Do you read print ads?

air2Every now and then, a print ad for a new piece of climbing gear will stop me in my tracks as I flip through the pages of The Alpinist.

Other times, a drop dead gorgeous print ad of a Ferrari or Lamborghini will make me apply the brakes as I downshift through the current GQ.

But, it hadn’t occurred to me until this morning, that I NEVER, EVER look at the print ads in either The Wall Street Journal or The New York Times.

That’s a pretty bold statement considering a full page ad in either publication probably costs northward of $125,000.

And, judging by my fellow commuters, they’re not stopping to read the print ads in their Times, Journal, Post or Daily News either.

I think most of us have given up on advertising. We know it’s all fake, written by a corporation to try and get us to buy one of their products or services. It’s not news. It’s not editorial and, unless, it’s clearly marked as advertorial, most of it doesn’t contain any relevant, or objective, facts or figures.
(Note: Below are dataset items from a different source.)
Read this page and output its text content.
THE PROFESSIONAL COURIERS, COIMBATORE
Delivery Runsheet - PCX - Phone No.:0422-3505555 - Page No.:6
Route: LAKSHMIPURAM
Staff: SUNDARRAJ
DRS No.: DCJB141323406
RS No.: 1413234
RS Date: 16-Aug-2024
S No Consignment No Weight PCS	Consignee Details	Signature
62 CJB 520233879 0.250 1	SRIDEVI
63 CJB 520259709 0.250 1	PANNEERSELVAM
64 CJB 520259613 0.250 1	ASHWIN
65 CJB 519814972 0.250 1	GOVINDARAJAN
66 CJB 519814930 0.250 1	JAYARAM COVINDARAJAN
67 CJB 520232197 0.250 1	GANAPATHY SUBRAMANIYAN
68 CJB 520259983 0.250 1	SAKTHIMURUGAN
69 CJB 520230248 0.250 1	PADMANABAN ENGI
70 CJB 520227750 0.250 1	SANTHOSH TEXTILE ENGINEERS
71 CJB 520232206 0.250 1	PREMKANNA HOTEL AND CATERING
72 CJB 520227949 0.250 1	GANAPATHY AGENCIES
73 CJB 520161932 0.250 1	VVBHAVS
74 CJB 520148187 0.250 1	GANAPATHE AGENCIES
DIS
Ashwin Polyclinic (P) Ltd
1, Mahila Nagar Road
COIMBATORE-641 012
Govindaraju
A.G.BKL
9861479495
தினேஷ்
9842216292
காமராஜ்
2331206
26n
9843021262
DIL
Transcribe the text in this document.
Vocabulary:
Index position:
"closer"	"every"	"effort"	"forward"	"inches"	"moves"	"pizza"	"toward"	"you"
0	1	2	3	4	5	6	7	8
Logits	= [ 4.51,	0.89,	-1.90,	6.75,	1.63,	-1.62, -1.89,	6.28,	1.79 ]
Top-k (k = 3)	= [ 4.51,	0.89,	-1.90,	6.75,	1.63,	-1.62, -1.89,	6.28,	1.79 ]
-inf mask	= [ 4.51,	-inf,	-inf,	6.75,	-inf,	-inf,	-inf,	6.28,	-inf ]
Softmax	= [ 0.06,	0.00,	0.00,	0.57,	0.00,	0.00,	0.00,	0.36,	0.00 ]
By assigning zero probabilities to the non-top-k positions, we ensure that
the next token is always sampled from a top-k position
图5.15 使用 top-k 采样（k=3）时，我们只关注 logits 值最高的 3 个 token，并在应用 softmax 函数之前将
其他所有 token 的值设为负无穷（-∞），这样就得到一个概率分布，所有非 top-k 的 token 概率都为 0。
Take today’s Times. Please!

The ads in the main section included:
1,) The usual jewelry and fashion quarter-page photos from Tiffany and Dior. Nice, but unless it’s V-Day or an anniversary, I move along at Mach speed.
2.) A half-page ad from iShares by BlackRock. In case you’re interested, an iShare is a core fund that costs one-third as much as your typical mutual fund, strengthens your portfolio AND saves your money. Yeah, sure. And Michael Vick will win this year’s humanitarian of the year award.
3.) A two-thirds page ad from the CME Group, whose motto is “How the world advances.” Seem to me Putin and Hamas could use their help at the moment. In fact, CME works with agriculture producers to manage risk. That’s good to know with fall harvest right around the corner.
4.) A half-page ad from the United Airlines Explorer Card. Seems to me it should be called the United Airlines Destroyer Card, since the airline has destroyed so many of my business and personal trips.
5.) The fifth, and final, ad is my favorite. It’s a full-page in length, and was paid for by Sonatrach. You know, the company that promises “achievements and commitments.” Yes, that Sonatrach. Still doesn’t ring a bell? Well, the Sonatrach ad appears as part of a two-page advertorial entitled, ‘Africa rising’.

Considering the Ebola news of late, I might have advised the Sonatrach folks to wait a generation or two before thumping their chests about achievements and commitments. Holy poor timing, Batman!

Anyway, you get my drift.

So, why does print advertising survive? Why do organizations continue to spend millions of dollars producing ads that no one reads, much less believes?

If only that very same money were to be diverted towards a public relations campaign, we’d be onto something. If nothing else, PR people would know better than to run a special section in the middle of a major Ebola breakout.

There’s dumb. And then, there are the advertising folks from T Brand Studio who, at the bottom of the Africa rising advertorial, claim credit for its creation. Maybe they can explain why so many otherwise intelligent people still shell out millions of dollars for print ads no one will read?

7 thoughts on “Do you read print ads?

    • The former. I apologize in advance for making puns, usually with good reason.

  1. Carl, the Repman of the day was too busy making Bernays sauce for the war effort. Sorry, I couldn’t help myself.

  2. Mr. Cody,

    I couldn’t agree more about this old time method of advertising. However, giving it further thought, are we not susceptible to these type ads everywhere? (Web banners, pop-ups, billboards) it’s less about consumers reading it and more about repetition and retention. Sub-consciously we are all as consumers exposed (maybe not engaged) to thousands of ad campaigns on a daily basis and more often then not, we as consumers can quickly recall that jingle and remember the “brand”, but maybe not the product. Industries care less about the product then loyal and even “new” brand recognition. While we don’t engage in those individual ads, our brains quickly assemble a larger picture of the brand and thus continue to recognize their ads in the future due to repetition. Finally, when a need arises for that “brand’s” product, who do you think we as consumers are going to research first? Bob’s Cola or Coca-Cola?